Я ведь недаром начал воспоминания об этой книге с главы о крестьянстве. Я и раньше никогда не забывал, что Россия — крестьянская страна, но в те несколько лет, когда собирал материал, готовил данные иписал практически уже в Шушенском свою книгу, эта мысль все больше и все глубже захватывала меня. Крестьянская основа — это и особенность российского пролетариата, и особенность дальнейшей жизни России. Она никогда не забудет ни своих огромных просторов, ни того, что много веков простояла за плугом, а не строила каменные города, ни своей многовековой общины. Все эти размышления долго сидели во мне, пока окончательно не вызрели к семнадцатому году. Нельзя совершать решительных действий и призывать к этому массы, самому не будучи твердо в чем-то уверенным. А впрочем, к мысли о нашем крестьянстве я возвращался всегда. Прослойка пролетариата была так тонка! А так хотелось победы революции именно в юности!
Но, видимо, не бывает ни быстрых хороших книг, ни быстрых побед. Я писал и собирал материал для «Развития капитализма в России» до тюрьмы, в тюрьме, по пути в ссылку, во время ссылки. Когда попал в Красноярск, то оттуда с почтамта отсылал взятые на малый срок и прочитанные в дороге книги, там же в поисках необходимых сведений просмотрел некоторые разделы городской библиотеки и даже залез в знаменитое частное собрание купца Юдина. Огромная библиотека, гордостью которой было собрание древних книг и манускриптов. Я так сожалел, что во время гражданской войны это собрание было вывезено белыми и продано в Америку. Моя собственная книга глотала необходимые данные, как левиафан. Кстати, это один из вернейших признаков, что вы на правильном пути: работа поглощает и ваше время, и почти все сведения, которые вы добываете для нее.
Меня смущает, что я никак не могу остановиться, вспоминая историю создания «Развития капитализма в России». Мне бы хотелось дать хотя бы краткий обзор ее содержания, а невольно эти рацеи выталкиваются воспоминаниями, как в Шушенское приехала совсем еще юная Надежда Константиновна, что каждая глава книги переписана в отдельную тетрадку ее рукой и что рукопись потом обсуждалась товарищами социал-демократами, которые находились в ссылках поблизости. А ощущение веса на ладони целой книги!

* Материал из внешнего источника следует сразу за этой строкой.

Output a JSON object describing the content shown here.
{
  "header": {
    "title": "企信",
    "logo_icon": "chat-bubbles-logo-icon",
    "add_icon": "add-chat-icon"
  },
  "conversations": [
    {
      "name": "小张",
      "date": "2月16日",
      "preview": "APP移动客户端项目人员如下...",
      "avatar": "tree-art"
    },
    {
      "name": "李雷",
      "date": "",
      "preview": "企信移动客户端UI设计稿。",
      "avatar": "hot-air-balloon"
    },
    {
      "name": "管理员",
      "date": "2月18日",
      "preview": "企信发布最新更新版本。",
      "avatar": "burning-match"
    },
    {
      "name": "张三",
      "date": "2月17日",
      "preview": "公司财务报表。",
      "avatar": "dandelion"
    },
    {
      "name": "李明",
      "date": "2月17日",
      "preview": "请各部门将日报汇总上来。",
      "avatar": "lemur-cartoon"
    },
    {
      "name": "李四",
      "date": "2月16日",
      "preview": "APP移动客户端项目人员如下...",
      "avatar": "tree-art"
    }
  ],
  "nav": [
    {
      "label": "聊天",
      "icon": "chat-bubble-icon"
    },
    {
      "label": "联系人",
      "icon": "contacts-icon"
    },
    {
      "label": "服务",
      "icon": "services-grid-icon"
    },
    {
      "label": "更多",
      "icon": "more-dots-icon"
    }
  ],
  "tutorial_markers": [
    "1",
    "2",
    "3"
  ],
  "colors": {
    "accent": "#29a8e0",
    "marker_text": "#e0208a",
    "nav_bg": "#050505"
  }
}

Самое интересное, что она была переиздана снова почти через десять лет, вскоре после революции 1905 года. Что-то в ней оказалось, вопреки моему мнению о ее сиюминутности, более прочным и какие-то выводы были созвучны и более позднему читателю. Какие?

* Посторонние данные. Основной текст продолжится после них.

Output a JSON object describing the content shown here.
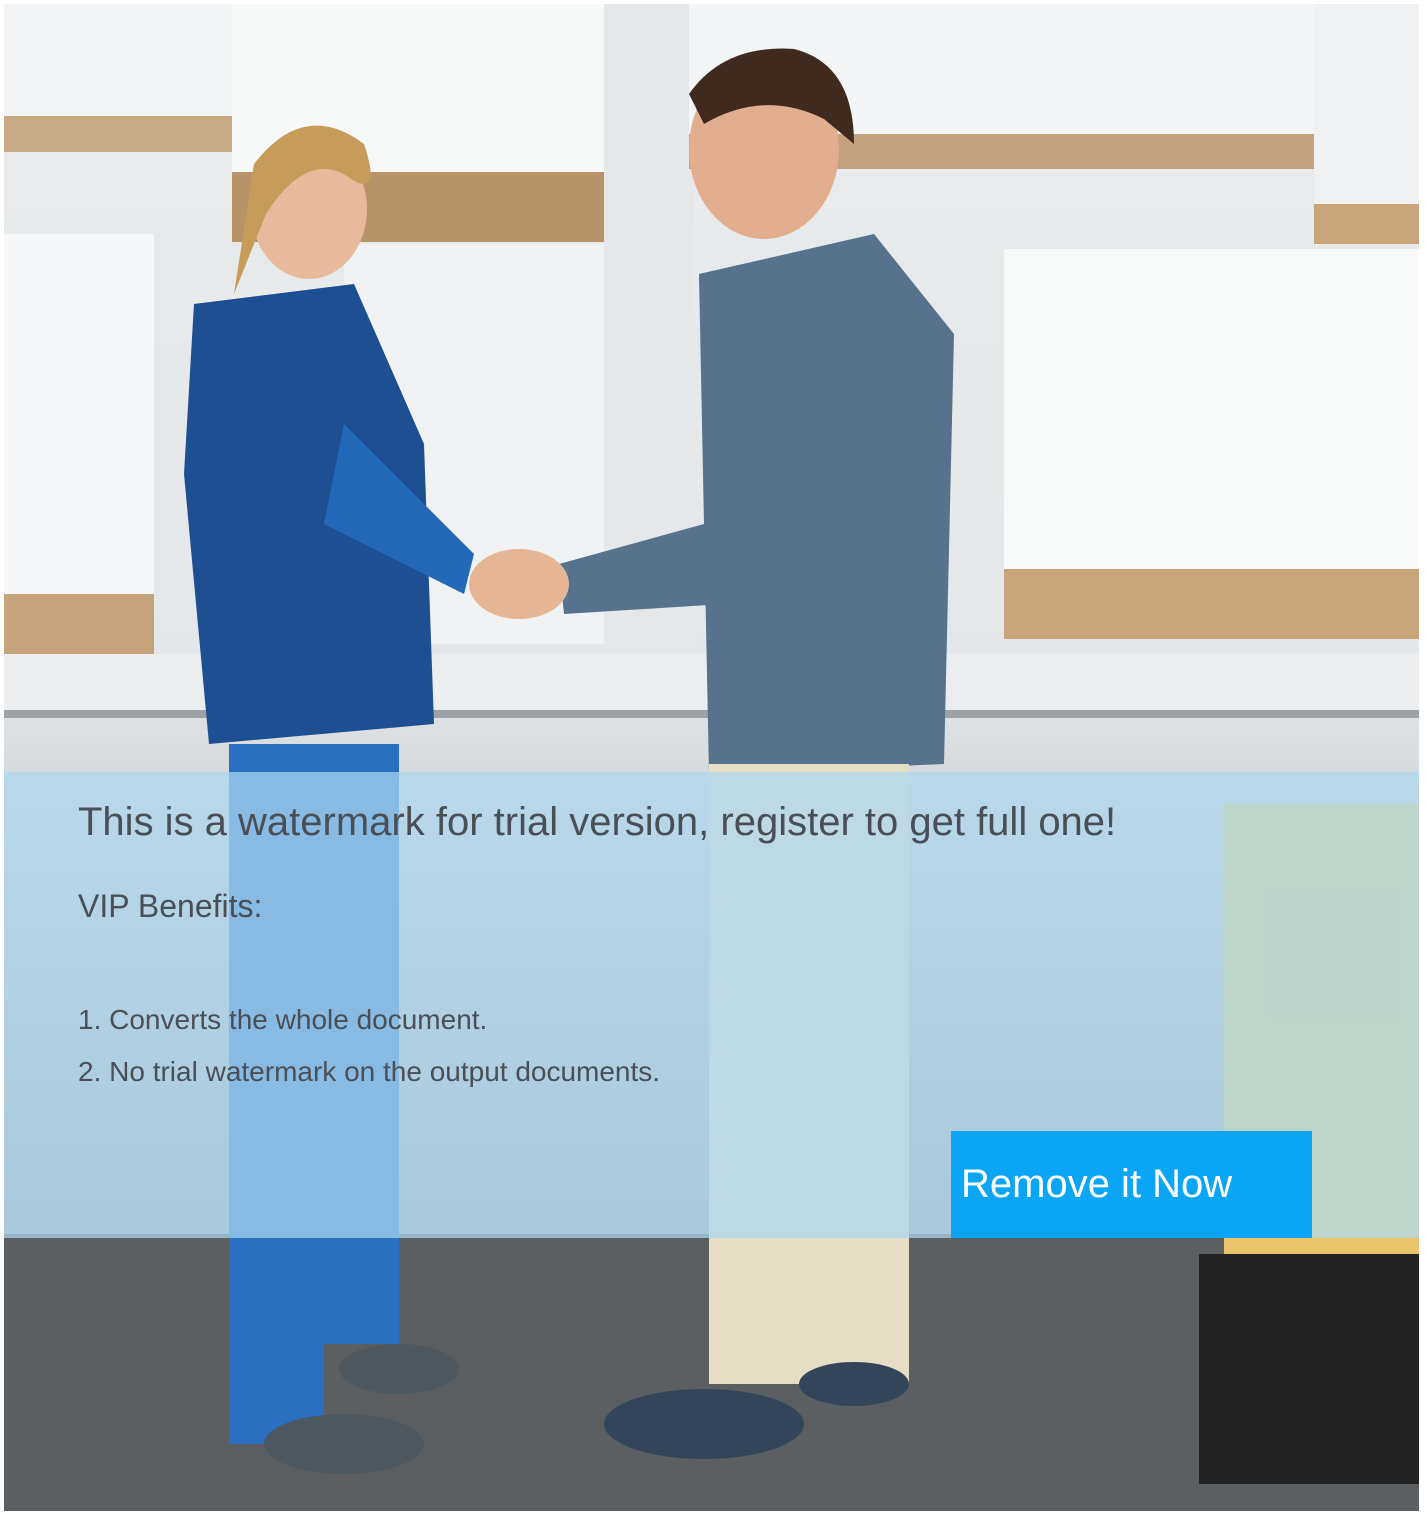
{
  "watermark": {
    "title": "This is a watermark for trial version, register to get full one!",
    "subtitle": "VIP Benefits:",
    "benefits": [
      "1. Converts the whole document.",
      "2. No trial watermark on the output documents."
    ],
    "button_label": "Remove it Now",
    "button_color": "#0aa5f5",
    "panel_color": "#add8f0"
  }
}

В Марксовом «Капитале», я полагаю, универсальной книге еще для многих поколений читателей, устаревают примеры — эти «штуки полотна» и сшитые мастерами «сюртуки». Жизнь и ее реалии стареют значительно быстрее, нежели фундаментальные правила и законы. Допускаю, что очень скоро «Развитие капитализма в России» станет книгой-историей, книгой, в которую студенты будут заглядывать, потому что здесь собрано очень много статистического материала, который не надо разыскивать по другим источникам, готовя рефераты и семинарские доклады, — так не очень радивый исследователь списывает цитаты для своего труда из какого-либо известного произведения вместо того, чтобы добывать их самому. Однако кое-какие идейки в ее VIII главе тем не менее переживут и сам статистический материал, и студенческое верхоглядство.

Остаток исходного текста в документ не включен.